Зимой, ране-хонько, близ жи-ла,

Лиса у проруби пила в большо-ой мороз…

Слушает Горкин, и Ондрейка, и даже будто Кривая слушает, распустила губы. Антипушка засупонивает, подняв ногу, и подбадривает меня, — «а ну, ну!». Скорей бы ехать, а он все-то копается, мажет Кривой копытца. Не на парад нам, чего тут копытца мазать! Нельзя не мазать: копытца старые, а дорога теперь какая, волглая… — надо беречь старуху. И, правда, снег начинает маслиться, вот-вот потекут сосульки; пока пристыли, крепко висят с сараев, а дымок вон понизу стелется, — ростепели начнутся.

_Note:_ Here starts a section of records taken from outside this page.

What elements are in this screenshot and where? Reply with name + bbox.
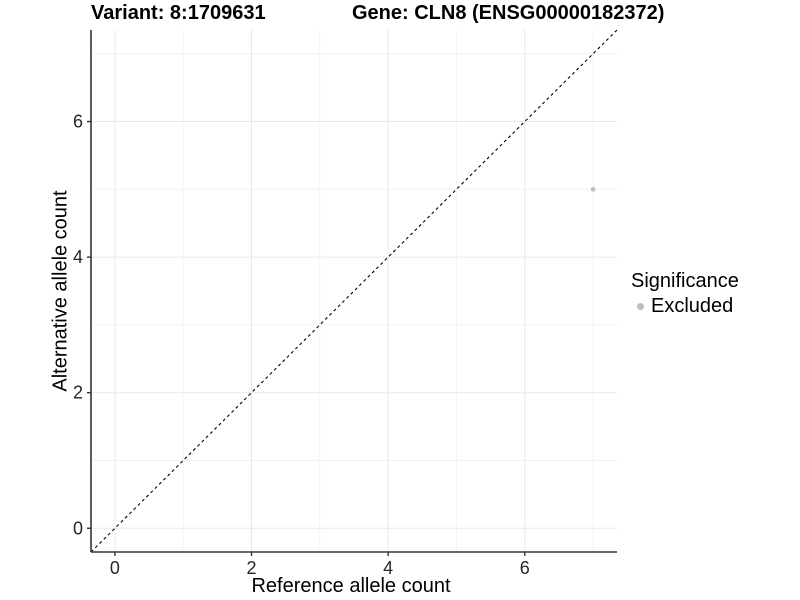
x-tick-label: 4 — [383, 558, 393, 578]
x-tick-label: 6 — [520, 558, 530, 578]
legend-point-icon — [631, 298, 649, 316]
legend-title: Significance — [631, 270, 739, 292]
legend-entry-label: Excluded — [651, 295, 734, 317]
x-axis-title: Reference allele count — [251, 575, 451, 597]
y-tick-label: 2 — [73, 383, 83, 403]
plot-title-variant: Variant: 8:1709631 — [91, 2, 266, 24]
plot-panel — [91, 30, 617, 552]
legend-key-dot — [636, 303, 644, 310]
data-point — [590, 187, 596, 192]
y-axis-title: Alternative allele count — [49, 190, 72, 392]
y-tick-label: 0 — [73, 518, 83, 538]
x-tick-label: 0 — [110, 558, 120, 578]
plot-title-gene: Gene: CLN8 (ENSG00000182372) — [352, 2, 665, 24]
legend: Significance Excluded — [631, 269, 739, 318]
y-tick-label: 4 — [73, 247, 83, 267]
y-tick-label: 6 — [73, 112, 83, 132]
x-tick-label: 2 — [247, 558, 257, 578]
legend-entry-excluded: Excluded — [631, 295, 739, 318]
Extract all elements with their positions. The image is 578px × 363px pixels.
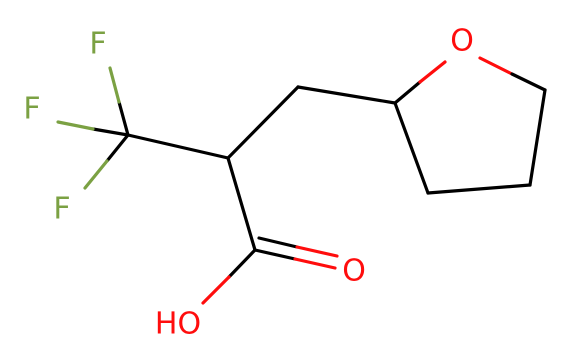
bond [91,127,130,137]
bond [393,101,430,195]
bond [226,156,257,252]
bond [227,248,257,279]
bond [126,133,230,160]
bond [201,275,231,305]
atom-label: O [450,24,474,59]
atom-label: F [23,92,40,127]
bond [418,60,447,84]
atom-label: F [53,192,70,227]
bond [108,66,121,104]
bond [117,100,130,137]
bond [528,88,547,187]
bond [105,133,130,163]
atom-label: HO [155,307,201,342]
bond [253,248,297,261]
bond [295,245,339,258]
bond [257,236,299,249]
bond [510,72,547,92]
bond [83,159,109,190]
bond [293,257,337,270]
bond [393,80,422,105]
atom-label: O [342,254,366,289]
bond [296,85,397,105]
bond [426,183,532,195]
bond [478,56,514,76]
bond [56,120,95,131]
bonds [56,56,547,305]
bond [226,85,300,160]
atom-label: F [89,27,106,62]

Видно, конец зиме: галочьи «свадьбы» кружат, воздух затяжелел, стал гуще, будто и он замаслился, — попахивает двором, сенцом, еловыми досками-штабелями, и петуху уж в голову ударяет, — «гребешок-то какой махровый… к весне дело!».

Садимся в лубяные саночки на сено, вытрухиваем на улицу, — туп-туп, на зарубах, о передок. На Калужском рынке ползут и ползут простянки, везут ледок, на Шаболовку, к Горшанову.

— Наши, — говорит Горкин, — ледок-то как замучаться стал, прозраку-крепости той нету, как об Крещенье, вот под «ердань» ломали. Как у вас тама-то?.. — окликает он мужика, а Кривая уж знает, что остановиться надо, — котора нонче возка?..

— Четвертая… — говорит мужик, придерживая возок. — Верно, что мало, да энти вон, ледоломы-дуроломы, шабашут все… ка-призные!.. пива, вишь, им подай, с Горшанова выжимают. Нам-то там ковшами подносят, сусла… управляющий велит, для раззадору, а энти… — «погожай, леду не наломали!» — выжимают. Василь-то-Василич?.. да ничего, веселый, пир у них нонче, портомойщик аменины празднует, от Горшанова ящик им пива привезли.

— Гони, Ондрюшка, — торопит Горкин, — вот те два! Денис-то и вправду именинник нонче, теперь чего уж с ними… Ледоломы шабашут… а Косой-то чего смотрит?!. Погоняй, Ондрюша, погоняй… дадим ему розгон…

Но Кривая, как ее не гони, потрухивает себе, бегу не прибавляет, такая уж у ней манера, с прабабушки Устиньи: в церковь ее всегда возила, а в церковь — не на пир спешить, а чинно, не торопясь; ехать домой, к овсу, — весело побежит.

Вот уж и Крымский мост. Наша ледокольня влево от него: темная полынья на снежной великой глади, тянется далеко, чуть видно. С реки ползут на подъеме возки со льдом; сверху мчатся порожняки: черные мужики, стойком, крутят над головой, вожжами, спешат забирать погрузку. Вдоль полыньи, сколько хватает глаза, чернеют ледоломы, как вороны, — тукают в лед носами; тянут баграми льдины, раскалывают в куски, как сахар. У черного края ледовины — горки наколотого льду, мутно-зеленоватого, будто постный сахар. Бурые мужики, уж в полушубках, скинув ушастые азямы, швыряют в санки: видно, как падает, только не слышно стука.

Мы съезжаем по каткой наезженной дороге к вмерзшим во льду плотам: это и есть наша портомойня. На ней в прорубах плещется черная вода: бабы белье полощут, красные руки плещутся в бело-белом. Кривая знает, как надо на раскатцах, — едва ступает. Сзади мчат на нас мужики в простянках, крутят подмерзшими вожжами, гикают… — подшибут! Горкин страшно кричит: — «легше!.. придерживай… ребенка убьешь!..» Я задираю голову в башлыке и вижу: храпят надо мной оскаленные морды, дымятся ноздри, вздымаются скрипучие оглобли… мчится с горы на нас рыжий мужик в азяме, — уши, как у слона, — трещат-ударяются простянки, сшибают лубянки наши, прямо под снеговую гривку… а мне даже весело, не страшно.